By: Mark Fitzgerald For the second time this year, Hoy has undergone a thorough redesign.
On Monday, Tribune Co. launched the redesigned Spanish-language daily tabloid with editions in New York, Chicago, and Los Angeles featuring bolder headlines and typefaces, clearly defined section fronts, and new editorial content -- including a horoscope from Latin America's favorite seer, the flamboyant Walter Mercado.
Hoy's last redesign came in January, in the months following the circulation scandal that led to the censure by the Audit Bureau of Circulations and Tribune's decision to convert the paper from paid to free-distribution in Chicago and Los Angeles.
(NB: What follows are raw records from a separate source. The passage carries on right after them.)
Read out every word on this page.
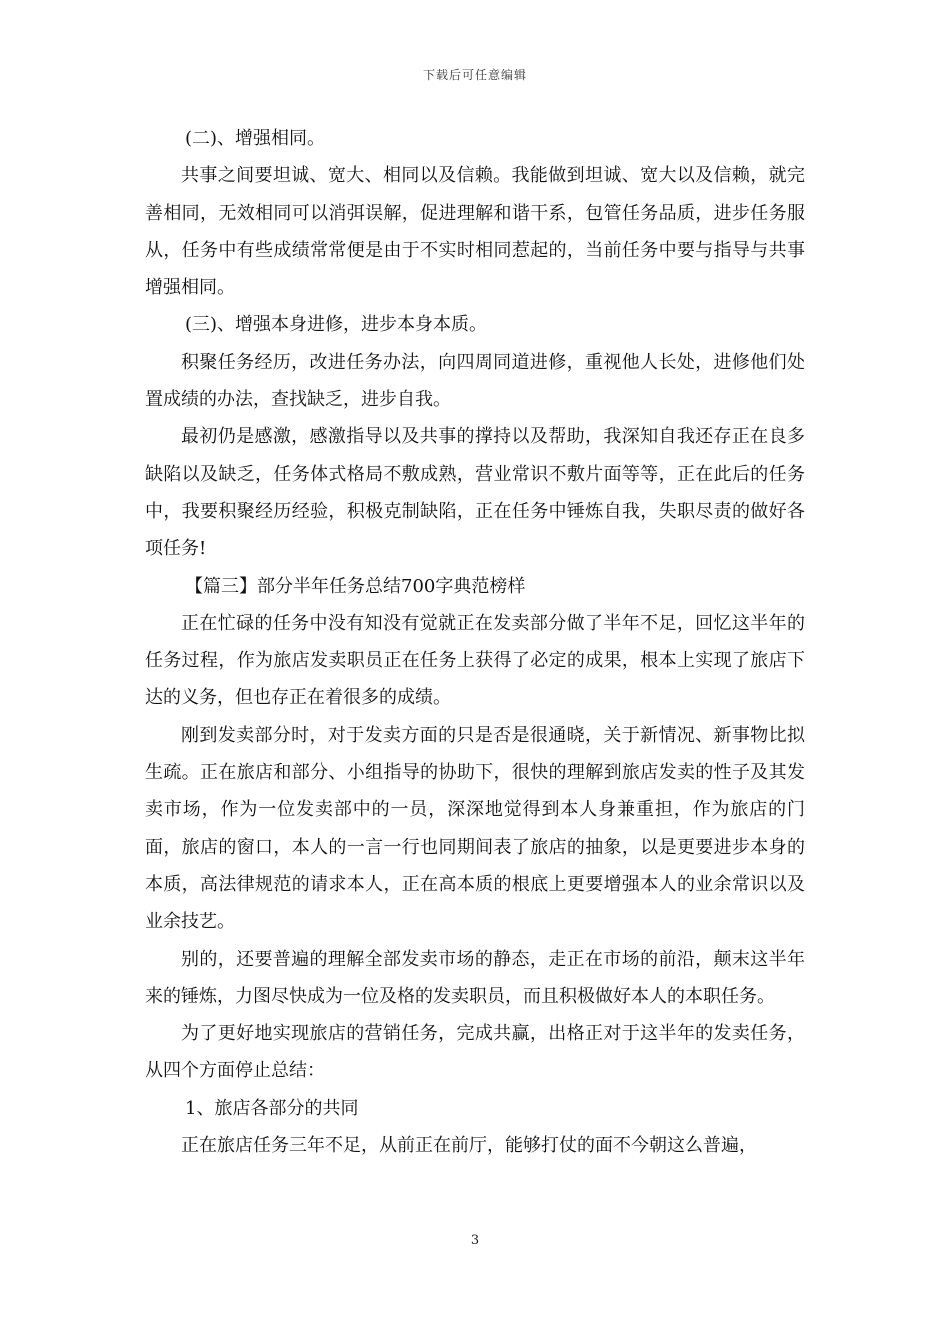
下载后可任意编辑

(二)、增强相同。

共事之间要坦诚、宽大、相同以及信赖。我能做到坦诚、宽大以及信赖，就完善相同，无效相同可以消弭误解，促进理解和谐干系，包管任务品质，进步任务服从，任务中有些成绩常常便是由于不实时相同惹起的，当前任务中要与指导与共事增强相同。

(三)、增强本身进修，进步本身本质。

积聚任务经历，改进任务办法，向四周同道进修，重视他人长处，进修他们处置成绩的办法，查找缺乏，进步自我。

最初仍是感激，感激指导以及共事的撑持以及帮助，我深知自我还存正在良多缺陷以及缺乏，任务体式格局不敷成熟，营业常识不敷片面等等，正在此后的任务中，我要积聚经历经验，积极克制缺陷，正在任务中锤炼自我，失职尽责的做好各项任务!

【篇三】部分半年任务总结700字典范榜样

正在忙碌的任务中没有知没有觉就正在发卖部分做了半年不足，回忆这半年的任务过程，作为旅店发卖职员正在任务上获得了必定的成果，根本上实现了旅店下达的义务，但也存正在着很多的成绩。

刚到发卖部分时，对于发卖方面的只是否是很通晓，关于新情况、新事物比拟生疏。正在旅店和部分、小组指导的协助下，很快的理解到旅店发卖的性子及其发卖市场，作为一位发卖部中的一员，深深地觉得到本人身兼重担，作为旅店的门面，旅店的窗口，本人的一言一行也同期间表了旅店的抽象，以是更要进步本身的本质，高法律规范的请求本人，正在高本质的根底上更要增强本人的业余常识以及业余技艺。

别的，还要普遍的理解全部发卖市场的静态，走正在市场的前沿，颠末这半年来的锤炼，力图尽快成为一位及格的发卖职员，而且积极做好本人的本职任务。

为了更好地实现旅店的营销任务，完成共赢，出格正对于这半年的发卖任务，从四个方面停止总结：

1、旅店各部分的共同

正在旅店任务三年不足，从前正在前厅，能够打仗的面不今朝这么普遍，

3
Back then, some rigid page labeling -- requiring, for instance, space dedicated only to news from Mexico on one page and from Puerto Rico on another -- was torn down, on the theory that there weren't always enough good stories from a particular nation to justify an entire page of content.
But Hoy Editor Javier J. Aldape, who arrived at Hoy in late February after serving five years as publisher of the Fort Worth (Texas) Star-Telegram's Diario La Estrella, said he wanted more certain story position to aid in navigating readers through the tab.
"I didn't think we were always clear," he said in a telephone interview Monday afternoon. "The [top] story of the day wasn't always on page three, and I think that's where people expect it to be a tabloid."
Hoy also conducted some 3,000 interviews with readers, and found "tremendous interest in country-of-origin news," added Aldape, who is also Hoy's vice president of product and audience development. "What was not very high on their list [of preferences] was news from other countries in Latin America, so we made it so there was one place to find it," he said. The new "America Latina" section front is one of four: "Al Frente," for top stories; "Vida Hoy," the weekend entertainment and features section that will now run daily; "Negocios," a business page; and "Deportes," the back-of-paper sports section.
"I'm very big on interior front pages," Aldape said. "I think they really help organize space within a newspaper [and] ... help people get through the paper a little quicker."
The paper, which had cut back some content in the wake of the circulation scandal, is adding some revolving features produced by the Mexico-based news service Escrito. Most of that content will be news-you-can-use for Hispanics relatively new to the United States. For instance, "Tips," the first feature published in the Monday edition, was a full-page, very graphical feature on how to behave at a funeral. (The word "tips" is not exactly Spanish, but Aldape said he's OK with it for now because alternative words may not convey the feature's purpose.)
A weather graphic that had been downgraded from a nearly full-page map to a small icon with the day's expected high and low temperature, has been expanded to include a six-day forecast and temperatures from the U.S. and Latin American cities.
Perhaps the biggest splash for readers, though, will be the addition of Walter Mercado's horoscope. Mercado is wildly popular through television appearances as a kind of Liberace of astrology in Latin America.